When city authorities shut down London's theaters during the plague of 1603, Dekker began his second career as social critic. Like others of his generation, Dekker blamed the plague's ravages on divine retribution for human sin, especially on the part of the government. In 1603, he published anonymously The Wonderfull Yeare 1603, which set the tone for his seven plague pamphlets. His works are brutally realistic, bitingly satirical, and unstintingly critical of London society and its leaders. They echo the equally satirical and critical works of Thomas Nashe from the 1590s but outdo them in scope and construction. In Wonderfull (amazing) Yeare, Dekker traces the political shift from Tudor to Stuart and proceeds to make connections between individual and societal sin and punishment through plague. Political propaganda informs his description of new King James as Apollo, ironically both archer and healer. But it is physician James who will heal the country that has been punished for Elizabeth's sins. Dekker mixes prose and poetry, humor and cold criticism, and a range of journalistic styles, which takes him well beyond such contemporaries as John Davies and his highly descriptive “Triumph of Death” (1605) or Henry Petowe's “Londoners their Entertainment” (1604), which is far more religiously moralistic.
In 1604, Dekker published his plague pamphlets “Newes from Graves-End: Sent to Nobodie” and “A Meeting of Gallants at an Ordinarie.” The first, mocking the city deserted by its leaders, who left “Mr. Nobody” behind, again mixes poetry and prose. He disdains medical advice since God alone is responsible, and his moral advice consists of a singular chord: repent lest the plague return. Dekker's “Gallants” meet and turn to boasting of their successes in promulgating war, famine, and plague. From this frame tale emerge a set of short stories ala Boccaccio's Decameron, but Dekker's are set during plague time. In 1606, Dekker's satirical “Seven Deadly Sinnes” appeared. The 1603 plague provides a backdrop but is not “on stage.” A Petrarchan “trionfo” of Dekker's version of the Sins is wheeled into London, each in its chariot, each with its crowd of welcoming adherents. Fraud, Lying, Candle-Light (immoral acts hidden by night), Sloth, Apishnesse (stylish vanity), Shaving (sharp dealing), and Cruelty each appear in turn. All sins anger God, but those that harm the poor and disadvantaged, Dekker writes, unleash the plague.
London's 1625 plague inspired “Rod for Run-awaies” (1625), and a plague scare in 1630 prompted “London Looks Back” and “The Black Rod and the White Rod” (both 1630). “Run-awaies” is a reference to those who abandoned the city when plague struck, but Dekker's theme is essentially Malthusian. London was overpopulated and people lived in squalor, which led to famine, vice, sin, and the filth that spawned the plague.

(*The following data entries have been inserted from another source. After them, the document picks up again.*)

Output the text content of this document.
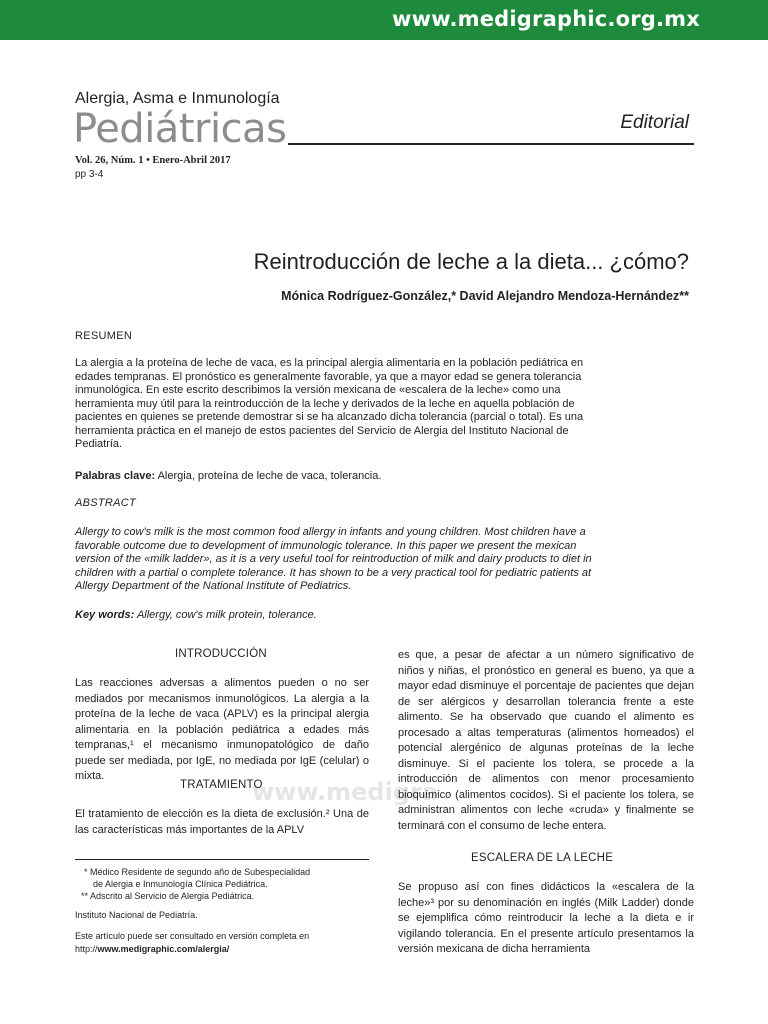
www.medigraphic.org.mx
Alergia, Asma e Inmunología
Pediátricas	Editorial
Vol. 26, Núm. 1 • Enero-Abril 2017
pp 3-4
Reintroducción de leche a la dieta... ¿cómo?
Mónica Rodríguez-González,* David Alejandro Mendoza-Hernández**
RESUMEN
La alergia a la proteína de leche de vaca, es la principal alergia alimentaria en la población pediátrica en edades tempranas. El pronóstico es generalmente favorable, ya que a mayor edad se genera tolerancia inmunológica. En este escrito describimos la versión mexicana de «escalera de la leche» como una herramienta muy útil para la reintroducción de la leche y derivados de la leche en aquella población de pacientes en quienes se pretende demostrar si se ha alcanzado dicha tolerancia (parcial o total). Es una herramienta práctica en el manejo de estos pacientes del Servicio de Alergia del Instituto Nacional de Pediatría.
Palabras clave: Alergia, proteína de leche de vaca, tolerancia.
ABSTRACT
Allergy to cow's milk is the most common food allergy in infants and young children. Most children have a favorable outcome due to development of immunologic tolerance. In this paper we present the mexican version of the «milk ladder», as it is a very useful tool for reintroduction of milk and dairy products to diet in children with a partial o complete tolerance. It has shown to be a very practical tool for pediatric patients at Allergy Department of the National Institute of Pediatrics.
Key words: Allergy, cow's milk protein, tolerance.
www.medigra
INTRODUCCIÓN
Las reacciones adversas a alimentos pueden o no ser mediados por mecanismos inmunológicos. La alergia a la proteína de la leche de vaca (APLV) es la principal alergia alimentaria en la población pediátrica a edades más tempranas,¹ el mecanismo inmunopatológico de daño puede ser mediada, por IgE, no mediada por IgE (celular) o mixta.
TRATAMIENTO
El tratamiento de elección es la dieta de exclusión.² Una de las características más importantes de la APLV
* Médico Residente de segundo año de Subespecialidad
de Alergia e Inmunología Clínica Pediátrica.
** Adscrito al Servicio de Alergia Pediátrica.
Instituto Nacional de Pediatría.
Este artículo puede ser consultado en versión completa en
http://www.medigraphic.com/alergia/
es que, a pesar de afectar a un número significativo de niños y niñas, el pronóstico en general es bueno, ya que a mayor edad disminuye el porcentaje de pacientes que dejan de ser alérgicos y desarrollan tolerancia frente a este alimento. Se ha observado que cuando el alimento es procesado a altas temperaturas (alimentos horneados) el potencial alergénico de algunas proteínas de la leche disminuye. Si el paciente los tolera, se procede a la introducción de alimentos con menor procesamiento bioquímico (alimentos cocidos). Si el paciente los tolera, se administran alimentos con leche «cruda» y finalmente se terminará con el consumo de leche entera.
ESCALERA DE LA LECHE
Se propuso así con fines didácticos la «escalera de la leche»³ por su denominación en inglés (Milk Ladder) donde se ejemplifica cómo reintroducir la leche a la dieta e ir vigilando tolerancia. En el presente artículo presentamos la versión mexicana de dicha herramienta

The epidemic itself was a “broom” that swept away “kingdoms of people, when they grow rank and too full.” When plague threatened London in 1630, Dekker penned “London” and “Black Rod” as reminders of the horrors of 1625, “that dreadful scourge.” He reiterated his warnings against reliance on physicians and medicines and his arguments against shutting the infected poor into their own houses to die (since there was no contagion): repentance was the only sure answer.